AVS 47th International Symposium
    Manufacturing Science and Technology Thursday Sessions
       Session MS-ThM

Paper MS-ThM3
Fast-Ramp Annealing for Reducing Implant-Induced Transient Enhanced Diffusion

Thursday, October 5, 2000, 9:00 am, Room 304

Session: Advanced Modeling and Control for IC Manufacturing
Presenter: M.Y.L. Jung, University of Illinois, Urbana-Champaign
Authors: M.Y.L. Jung, University of Illinois, Urbana-Champaign
R. Gunawan, University of Illinois, Urbana-Champaign
R.D. Braatz, University of Illinois, Urbana-Champaign
E.G. Seebauer, University of Illinois, Urbana-Champaign
Correspondent: Click to Email

Some experimental evidence has accumulated in recent years to support the use of "spike anneal" temperature trajectories with very fast heating and cooling rates for making ultrashallow junctions by ion implantation. Improved device properties have been claimed using heating rates of 400 C/s or more. This procedure supposedly optimizes junction depth and sheet resistance by reducing transient-enhanced diffusion (TED) of the dopant. However, the theoretical justification for using such fast ramps has been weak.
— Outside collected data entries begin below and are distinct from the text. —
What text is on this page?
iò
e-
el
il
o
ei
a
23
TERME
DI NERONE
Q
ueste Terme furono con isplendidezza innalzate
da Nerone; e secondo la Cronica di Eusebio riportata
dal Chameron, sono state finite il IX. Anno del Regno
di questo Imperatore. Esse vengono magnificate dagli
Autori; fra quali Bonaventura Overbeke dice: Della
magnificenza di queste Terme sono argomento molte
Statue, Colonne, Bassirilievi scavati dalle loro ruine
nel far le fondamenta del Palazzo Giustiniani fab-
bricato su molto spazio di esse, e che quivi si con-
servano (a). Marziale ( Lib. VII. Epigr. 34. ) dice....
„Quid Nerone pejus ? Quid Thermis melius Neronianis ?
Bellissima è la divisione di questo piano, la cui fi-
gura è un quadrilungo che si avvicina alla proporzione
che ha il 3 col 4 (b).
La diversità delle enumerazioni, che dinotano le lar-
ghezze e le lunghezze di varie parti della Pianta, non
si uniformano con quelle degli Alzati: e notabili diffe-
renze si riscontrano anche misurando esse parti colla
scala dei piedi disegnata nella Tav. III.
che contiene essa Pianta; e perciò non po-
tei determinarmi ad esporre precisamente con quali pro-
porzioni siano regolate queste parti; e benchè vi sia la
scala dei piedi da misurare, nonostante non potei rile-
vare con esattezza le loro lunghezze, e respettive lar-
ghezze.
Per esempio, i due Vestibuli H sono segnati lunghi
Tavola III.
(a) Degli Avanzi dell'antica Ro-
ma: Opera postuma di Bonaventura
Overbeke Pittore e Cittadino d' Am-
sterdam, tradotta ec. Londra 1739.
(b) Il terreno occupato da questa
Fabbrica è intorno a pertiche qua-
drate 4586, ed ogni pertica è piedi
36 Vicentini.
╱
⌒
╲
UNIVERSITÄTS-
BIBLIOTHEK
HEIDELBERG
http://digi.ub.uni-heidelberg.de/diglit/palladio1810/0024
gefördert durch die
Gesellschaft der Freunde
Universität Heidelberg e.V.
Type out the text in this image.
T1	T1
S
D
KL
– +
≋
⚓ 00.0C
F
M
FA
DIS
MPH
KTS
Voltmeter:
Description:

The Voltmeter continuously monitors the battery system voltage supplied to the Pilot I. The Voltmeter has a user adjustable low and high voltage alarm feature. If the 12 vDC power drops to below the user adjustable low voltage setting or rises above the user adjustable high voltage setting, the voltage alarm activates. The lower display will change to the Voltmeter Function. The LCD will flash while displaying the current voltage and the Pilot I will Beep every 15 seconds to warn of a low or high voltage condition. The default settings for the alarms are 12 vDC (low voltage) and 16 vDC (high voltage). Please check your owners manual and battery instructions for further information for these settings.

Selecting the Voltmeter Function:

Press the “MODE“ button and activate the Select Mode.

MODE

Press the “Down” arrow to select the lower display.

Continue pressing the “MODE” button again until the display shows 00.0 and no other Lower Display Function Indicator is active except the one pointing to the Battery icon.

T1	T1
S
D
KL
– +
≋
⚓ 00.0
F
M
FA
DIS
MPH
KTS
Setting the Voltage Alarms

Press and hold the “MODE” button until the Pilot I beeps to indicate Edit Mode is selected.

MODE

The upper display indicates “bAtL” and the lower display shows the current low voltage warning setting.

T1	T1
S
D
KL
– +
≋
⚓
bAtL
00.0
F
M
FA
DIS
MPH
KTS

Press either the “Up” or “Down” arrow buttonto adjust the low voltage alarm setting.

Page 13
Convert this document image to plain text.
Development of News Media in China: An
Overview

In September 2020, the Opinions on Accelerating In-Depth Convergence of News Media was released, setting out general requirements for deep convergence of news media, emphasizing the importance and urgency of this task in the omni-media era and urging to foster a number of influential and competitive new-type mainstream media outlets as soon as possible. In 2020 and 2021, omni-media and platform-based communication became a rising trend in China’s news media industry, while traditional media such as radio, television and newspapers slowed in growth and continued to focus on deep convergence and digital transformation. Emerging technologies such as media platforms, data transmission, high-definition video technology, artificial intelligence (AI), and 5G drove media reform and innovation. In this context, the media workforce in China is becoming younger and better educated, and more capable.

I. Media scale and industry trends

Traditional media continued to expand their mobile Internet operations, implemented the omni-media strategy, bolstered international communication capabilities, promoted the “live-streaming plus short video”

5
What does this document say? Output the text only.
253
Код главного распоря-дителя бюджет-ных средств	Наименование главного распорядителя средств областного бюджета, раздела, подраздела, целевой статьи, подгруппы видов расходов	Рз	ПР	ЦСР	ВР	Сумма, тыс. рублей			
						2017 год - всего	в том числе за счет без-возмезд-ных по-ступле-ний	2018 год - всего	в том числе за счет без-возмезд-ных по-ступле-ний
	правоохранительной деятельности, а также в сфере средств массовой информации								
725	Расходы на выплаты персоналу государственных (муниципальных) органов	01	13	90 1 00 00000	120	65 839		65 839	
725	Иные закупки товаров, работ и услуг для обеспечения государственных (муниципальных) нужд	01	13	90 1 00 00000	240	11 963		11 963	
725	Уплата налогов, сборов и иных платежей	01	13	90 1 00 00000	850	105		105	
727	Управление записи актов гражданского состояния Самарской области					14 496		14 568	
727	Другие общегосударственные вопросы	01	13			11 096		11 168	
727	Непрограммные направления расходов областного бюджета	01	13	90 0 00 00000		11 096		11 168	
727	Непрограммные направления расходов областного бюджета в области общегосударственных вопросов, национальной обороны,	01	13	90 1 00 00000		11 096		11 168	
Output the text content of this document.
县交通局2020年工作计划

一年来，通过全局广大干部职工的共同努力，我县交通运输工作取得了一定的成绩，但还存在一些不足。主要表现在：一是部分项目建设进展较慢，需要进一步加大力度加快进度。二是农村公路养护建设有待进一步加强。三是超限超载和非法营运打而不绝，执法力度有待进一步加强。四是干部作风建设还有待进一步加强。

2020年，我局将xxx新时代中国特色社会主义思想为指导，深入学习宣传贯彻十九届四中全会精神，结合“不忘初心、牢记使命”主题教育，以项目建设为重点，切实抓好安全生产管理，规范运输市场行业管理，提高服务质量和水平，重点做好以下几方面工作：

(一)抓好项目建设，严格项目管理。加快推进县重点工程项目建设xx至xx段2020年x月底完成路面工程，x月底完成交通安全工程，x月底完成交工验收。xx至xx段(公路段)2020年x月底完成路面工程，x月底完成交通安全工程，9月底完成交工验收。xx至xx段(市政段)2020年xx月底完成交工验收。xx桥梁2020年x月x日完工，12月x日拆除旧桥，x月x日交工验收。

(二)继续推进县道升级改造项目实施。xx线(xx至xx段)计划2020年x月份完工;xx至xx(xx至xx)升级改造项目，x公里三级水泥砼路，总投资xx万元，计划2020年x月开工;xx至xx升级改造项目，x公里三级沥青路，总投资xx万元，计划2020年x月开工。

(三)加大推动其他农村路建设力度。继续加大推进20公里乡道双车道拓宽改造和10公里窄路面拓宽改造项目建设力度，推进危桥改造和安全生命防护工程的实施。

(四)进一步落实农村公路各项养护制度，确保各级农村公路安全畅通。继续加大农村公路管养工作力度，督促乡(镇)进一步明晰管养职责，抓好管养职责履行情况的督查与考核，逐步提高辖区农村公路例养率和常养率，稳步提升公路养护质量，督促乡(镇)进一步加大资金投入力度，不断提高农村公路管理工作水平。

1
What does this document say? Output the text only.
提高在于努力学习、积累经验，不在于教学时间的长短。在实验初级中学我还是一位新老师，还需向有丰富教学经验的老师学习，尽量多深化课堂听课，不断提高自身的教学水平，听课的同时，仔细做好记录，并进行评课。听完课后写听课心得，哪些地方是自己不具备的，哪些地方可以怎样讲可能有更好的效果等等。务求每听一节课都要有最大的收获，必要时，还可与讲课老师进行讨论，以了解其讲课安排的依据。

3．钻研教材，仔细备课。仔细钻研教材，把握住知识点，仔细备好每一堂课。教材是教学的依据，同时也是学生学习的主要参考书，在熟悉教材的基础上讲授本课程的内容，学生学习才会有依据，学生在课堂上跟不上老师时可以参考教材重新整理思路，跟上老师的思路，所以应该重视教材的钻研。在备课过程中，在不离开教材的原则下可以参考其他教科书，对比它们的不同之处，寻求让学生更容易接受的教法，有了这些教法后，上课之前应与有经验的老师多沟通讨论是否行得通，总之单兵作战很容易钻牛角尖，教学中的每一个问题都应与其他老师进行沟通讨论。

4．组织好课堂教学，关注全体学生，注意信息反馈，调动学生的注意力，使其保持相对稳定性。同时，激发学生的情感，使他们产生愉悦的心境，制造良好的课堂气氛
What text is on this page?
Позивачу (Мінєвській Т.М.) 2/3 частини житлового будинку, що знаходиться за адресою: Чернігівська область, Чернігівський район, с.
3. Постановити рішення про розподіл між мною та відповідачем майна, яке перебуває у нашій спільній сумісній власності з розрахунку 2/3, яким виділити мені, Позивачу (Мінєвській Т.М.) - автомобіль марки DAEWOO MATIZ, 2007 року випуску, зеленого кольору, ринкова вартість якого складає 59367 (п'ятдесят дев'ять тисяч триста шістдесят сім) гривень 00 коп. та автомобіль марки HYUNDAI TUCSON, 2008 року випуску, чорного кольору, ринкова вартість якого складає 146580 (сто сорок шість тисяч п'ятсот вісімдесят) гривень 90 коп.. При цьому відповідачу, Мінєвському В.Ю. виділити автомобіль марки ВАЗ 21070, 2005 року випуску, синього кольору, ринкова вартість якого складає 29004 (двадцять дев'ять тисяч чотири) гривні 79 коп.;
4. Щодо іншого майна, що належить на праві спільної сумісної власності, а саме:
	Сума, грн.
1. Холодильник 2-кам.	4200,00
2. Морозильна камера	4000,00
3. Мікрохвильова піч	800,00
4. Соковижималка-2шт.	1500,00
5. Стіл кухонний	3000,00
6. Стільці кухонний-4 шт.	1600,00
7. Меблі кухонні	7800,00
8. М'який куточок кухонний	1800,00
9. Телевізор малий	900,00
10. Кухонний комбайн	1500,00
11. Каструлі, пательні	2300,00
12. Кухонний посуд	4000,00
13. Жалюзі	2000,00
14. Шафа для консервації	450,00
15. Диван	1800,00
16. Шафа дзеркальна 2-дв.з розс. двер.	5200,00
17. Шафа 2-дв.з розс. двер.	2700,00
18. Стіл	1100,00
Since the design and use of fast-ramp annealing tools will require substantial investments by equipment manufacturers and IC manufacturers alike, it is important to confirm by TCAD modeling the existence and potential magnitude of such effects. TED has long been modeled using a large set of reaction-diffusion equations for the dopant, point defects, and extended defects. However, current commercial and public-domain SUPREM-based software mishandles or ignores several important aspects of the reaction-diffusion network. We briefly discuss how we have fixed these problems, focusing in particular how proper incorporation of surface oxidation or nitridation kinetics closely couples the gas ambient in the annealer to dopant motion down near the junction within the Si bulk. We then show how variations in heating and cooling rates can be used to favor or disfavor important reaction-diffusion pathways within the overall system of effects that governs TED. In particular, we point out how the widely-used contant-temperature annealing step near 500 C for pyrometer calibration actually influences subsequent profile evolution in a profound way.